Миша с досадой понял, что удачного подхода для разговора с майором ему не найти и не придумать.

Из домика по одному, по два стали выходить люди. Они забирали стоявшие у стены вилы и грабли и направлялись в степь. Доносился их отрывочный разговор:

— Марью Захаровну Самохину покличьте!

— В степи она нужней!

— Лопаты у председателя!

— Пальцами окопы не будешь загребать!

Услышав эти голоса, Миша не захотел сложа руки ждать появления майора. Он отошел от стены и стал очищать улицу от камней, складывая их в кучу.

Майор появился около бедарки так неожиданно, что Миша невольно выронил желтоватый кругляк и, вытянувшись, приложил ладонь к козырьку кепки.

— Вольно, — сказал майор и, будто споткнувшись, остановился, рассматривая свои начищенные сапоги и в то же время искоса поглядывая на Мишу сверлящими глазами.

Майор был человеком пожилым, невысоким, грузноватым. Плечи его плотно облегало черное кожаное пальто.

— Ты что делаешь? — спросил он, точно осуждая Мишу за какие-то упущения.

Миша нагнулся, поднял камень и понес его к куче.

— Понятно, — сдержанно засмеялся майор. — Зачем это делаешь и кто тебя заставил?

— Никто не заставлял, а улицу, товарищ майор, все равно расчищать надо. Сейчас тут и бедаркой не проедешь, а машиной и вовсе нельзя.

— Где ты видишь эту машину? — спросил майор, закидывая здоровую руку за спину и прищуривая глаза, стянутые сеткой лукавых морщинок.
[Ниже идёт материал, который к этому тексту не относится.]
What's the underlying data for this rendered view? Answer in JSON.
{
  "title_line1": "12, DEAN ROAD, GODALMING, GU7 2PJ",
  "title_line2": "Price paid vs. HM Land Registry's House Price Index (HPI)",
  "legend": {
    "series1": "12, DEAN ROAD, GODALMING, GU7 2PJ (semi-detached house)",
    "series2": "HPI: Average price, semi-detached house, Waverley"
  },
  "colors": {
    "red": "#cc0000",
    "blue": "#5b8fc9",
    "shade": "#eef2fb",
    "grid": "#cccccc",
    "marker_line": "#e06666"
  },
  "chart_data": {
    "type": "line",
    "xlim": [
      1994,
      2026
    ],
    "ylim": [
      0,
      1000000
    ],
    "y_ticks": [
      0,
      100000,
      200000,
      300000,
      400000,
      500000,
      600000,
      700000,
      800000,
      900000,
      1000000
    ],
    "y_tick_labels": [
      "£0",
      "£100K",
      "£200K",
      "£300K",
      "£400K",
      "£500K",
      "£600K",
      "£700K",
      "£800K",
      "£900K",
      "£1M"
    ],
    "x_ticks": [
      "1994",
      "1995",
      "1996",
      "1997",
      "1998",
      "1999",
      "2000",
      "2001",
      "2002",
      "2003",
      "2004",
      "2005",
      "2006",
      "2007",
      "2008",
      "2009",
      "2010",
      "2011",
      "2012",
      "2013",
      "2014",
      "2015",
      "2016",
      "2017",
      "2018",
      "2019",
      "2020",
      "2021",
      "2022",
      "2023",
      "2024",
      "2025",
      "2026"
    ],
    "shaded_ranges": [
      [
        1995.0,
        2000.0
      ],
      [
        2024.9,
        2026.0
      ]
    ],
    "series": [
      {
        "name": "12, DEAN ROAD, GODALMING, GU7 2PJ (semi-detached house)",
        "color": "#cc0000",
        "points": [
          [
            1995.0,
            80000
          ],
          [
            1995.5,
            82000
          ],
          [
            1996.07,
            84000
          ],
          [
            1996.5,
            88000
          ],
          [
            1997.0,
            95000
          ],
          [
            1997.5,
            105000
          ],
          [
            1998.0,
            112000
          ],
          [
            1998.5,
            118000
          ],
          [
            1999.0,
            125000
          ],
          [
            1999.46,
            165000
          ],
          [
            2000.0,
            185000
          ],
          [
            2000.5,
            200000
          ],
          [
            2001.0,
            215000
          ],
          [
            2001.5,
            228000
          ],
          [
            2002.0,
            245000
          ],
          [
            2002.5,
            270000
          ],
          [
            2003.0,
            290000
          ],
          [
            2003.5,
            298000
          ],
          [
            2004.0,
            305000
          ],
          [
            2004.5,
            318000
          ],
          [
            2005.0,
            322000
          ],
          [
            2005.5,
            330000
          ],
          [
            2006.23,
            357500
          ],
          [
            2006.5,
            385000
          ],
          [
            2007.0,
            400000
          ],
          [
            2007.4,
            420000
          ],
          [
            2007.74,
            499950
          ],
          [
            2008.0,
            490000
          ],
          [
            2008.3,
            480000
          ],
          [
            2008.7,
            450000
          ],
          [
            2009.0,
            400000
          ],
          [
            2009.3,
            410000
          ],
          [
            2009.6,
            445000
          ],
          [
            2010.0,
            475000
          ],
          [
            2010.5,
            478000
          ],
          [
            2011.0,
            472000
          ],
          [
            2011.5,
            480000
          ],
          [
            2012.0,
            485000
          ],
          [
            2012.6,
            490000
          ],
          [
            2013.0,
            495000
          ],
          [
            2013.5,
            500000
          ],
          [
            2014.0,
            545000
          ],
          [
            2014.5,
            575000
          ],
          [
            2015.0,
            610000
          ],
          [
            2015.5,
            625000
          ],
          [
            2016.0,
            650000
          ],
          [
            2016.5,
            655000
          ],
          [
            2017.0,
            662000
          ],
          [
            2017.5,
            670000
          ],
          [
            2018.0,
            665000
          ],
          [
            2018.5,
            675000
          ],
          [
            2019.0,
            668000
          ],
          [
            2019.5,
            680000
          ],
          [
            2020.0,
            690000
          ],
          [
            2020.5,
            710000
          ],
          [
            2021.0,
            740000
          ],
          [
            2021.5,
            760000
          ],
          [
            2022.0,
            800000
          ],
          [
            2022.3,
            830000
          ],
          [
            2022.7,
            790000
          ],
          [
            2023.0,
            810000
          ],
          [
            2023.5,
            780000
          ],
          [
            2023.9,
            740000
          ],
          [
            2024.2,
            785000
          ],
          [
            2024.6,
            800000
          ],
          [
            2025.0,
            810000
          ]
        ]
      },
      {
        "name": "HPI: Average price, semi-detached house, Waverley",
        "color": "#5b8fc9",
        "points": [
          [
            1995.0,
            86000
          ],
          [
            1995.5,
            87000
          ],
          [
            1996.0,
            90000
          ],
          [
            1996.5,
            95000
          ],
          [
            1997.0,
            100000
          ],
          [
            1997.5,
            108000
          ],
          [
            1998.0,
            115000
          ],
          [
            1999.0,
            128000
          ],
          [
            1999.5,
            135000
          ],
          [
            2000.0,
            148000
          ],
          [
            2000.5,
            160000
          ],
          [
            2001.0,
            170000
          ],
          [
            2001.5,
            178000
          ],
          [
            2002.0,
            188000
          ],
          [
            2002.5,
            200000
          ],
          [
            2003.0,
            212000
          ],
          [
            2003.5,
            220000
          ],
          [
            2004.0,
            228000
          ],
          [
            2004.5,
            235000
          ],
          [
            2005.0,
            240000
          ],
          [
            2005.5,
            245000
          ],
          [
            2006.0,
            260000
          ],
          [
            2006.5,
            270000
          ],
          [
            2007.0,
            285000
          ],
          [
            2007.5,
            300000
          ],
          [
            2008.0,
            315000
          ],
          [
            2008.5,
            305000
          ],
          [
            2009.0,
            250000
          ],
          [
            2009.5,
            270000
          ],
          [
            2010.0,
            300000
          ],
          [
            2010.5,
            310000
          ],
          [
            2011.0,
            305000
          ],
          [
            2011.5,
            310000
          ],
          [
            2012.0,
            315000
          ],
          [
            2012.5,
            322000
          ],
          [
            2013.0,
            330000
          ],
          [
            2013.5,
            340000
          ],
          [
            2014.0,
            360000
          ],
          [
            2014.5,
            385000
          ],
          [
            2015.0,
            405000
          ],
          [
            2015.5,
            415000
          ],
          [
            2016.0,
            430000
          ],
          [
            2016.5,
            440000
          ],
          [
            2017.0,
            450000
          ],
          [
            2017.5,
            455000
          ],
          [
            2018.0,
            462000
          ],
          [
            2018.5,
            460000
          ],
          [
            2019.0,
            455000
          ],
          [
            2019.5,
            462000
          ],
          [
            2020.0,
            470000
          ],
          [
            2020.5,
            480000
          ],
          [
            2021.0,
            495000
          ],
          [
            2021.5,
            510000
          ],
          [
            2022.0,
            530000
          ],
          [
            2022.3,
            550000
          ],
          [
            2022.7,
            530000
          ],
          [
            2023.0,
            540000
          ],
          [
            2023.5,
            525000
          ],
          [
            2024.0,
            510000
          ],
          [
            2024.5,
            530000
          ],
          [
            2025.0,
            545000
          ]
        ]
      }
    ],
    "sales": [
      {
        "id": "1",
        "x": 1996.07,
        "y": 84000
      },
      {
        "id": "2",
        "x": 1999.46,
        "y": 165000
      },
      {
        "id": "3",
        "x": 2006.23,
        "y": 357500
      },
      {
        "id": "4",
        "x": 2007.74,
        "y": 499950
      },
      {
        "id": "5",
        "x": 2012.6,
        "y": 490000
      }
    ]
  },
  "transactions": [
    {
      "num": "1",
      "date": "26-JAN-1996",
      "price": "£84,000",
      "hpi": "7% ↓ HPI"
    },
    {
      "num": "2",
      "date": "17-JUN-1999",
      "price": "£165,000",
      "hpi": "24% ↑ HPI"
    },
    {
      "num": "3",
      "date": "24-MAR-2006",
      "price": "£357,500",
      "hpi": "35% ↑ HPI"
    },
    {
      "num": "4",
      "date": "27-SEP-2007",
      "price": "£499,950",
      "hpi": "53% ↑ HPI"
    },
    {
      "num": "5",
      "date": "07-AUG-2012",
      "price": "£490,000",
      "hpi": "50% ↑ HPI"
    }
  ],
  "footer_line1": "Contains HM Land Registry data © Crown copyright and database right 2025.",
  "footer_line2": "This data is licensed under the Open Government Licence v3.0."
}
Миша собирался говорить о серьезном, а майор шутил с ним, как шутят с детьми взрослые. Миша понимал, что и ему бы надо перейти на шутку, но он не мог этого сделать, не умея запросто разговаривать с незнакомыми и быстро находить нужные слова. Вспомнив, что именно за это школьные товарищи прозвали его «мешком с цыбулей», он, злясь на себя, заговорил:

— Машины, товарищ майор, сейчас все на фронте. Пустите, камень возьму, — и он потянулся поднять тот самый камень, на котором каблук к каблуку стояли сапоги майора.

Майор подался в сторону и минуту-другую задумчиво наблюдал, как Миша Самохин, посапывая, носил и носил камни, бросая их в кучу, на которую они падали с тяжелым звоном.

— Может, ты и хороший парень, даже наверное хороший, — заговорил майор, — но сам по себе — единоличник.

Миша взглянул на майора округлившимися от обиды глазами.

— Понимаешь, — единоличник! — настойчиво проговорил майор, и лицо его при этом насмешливо искривилось. — Голубчик мой, — не то с прискорбием, не то сожалением продолжал он, — я человек военный, люблю действовать с батареей, дивизионом, а ты — один…

Ой круто повернулся и, легко перенося грузноватое тело с камня на камень, направился к лошади.

Миша растерялся и, не успев рассказать, что он не раз с пионерским отрядом собирал колосья в поле, помогал очищать сад от личинок, строил скворечники, стоял сейчас с опущенными руками.

А майор уже развязывал вожжи, садился в бедарку. Еще минута — и он уедет.

— Товарищ майор, Иван Никитич Опенкин вас, должно быть, звал! — необычайно громко и испуганно прокричал Миша, завидев торопливого суховатого плотника в небольшой группе колхозников, вышедших из правления.

Старого плотника Опенкина интересовал совсем не майор, а бабушка Гуля, моложавая старушка, у которой он вырвал из рук короткое бревно и теперь распекал ее:

— Подумайте: до чего ни коснется, все липнет к ее рукам. А распорки для возилок из чего буду делать?!

Иван Никитич вскинул бревно на плечо и пошел круто спускавшейся стежкой к мастерским.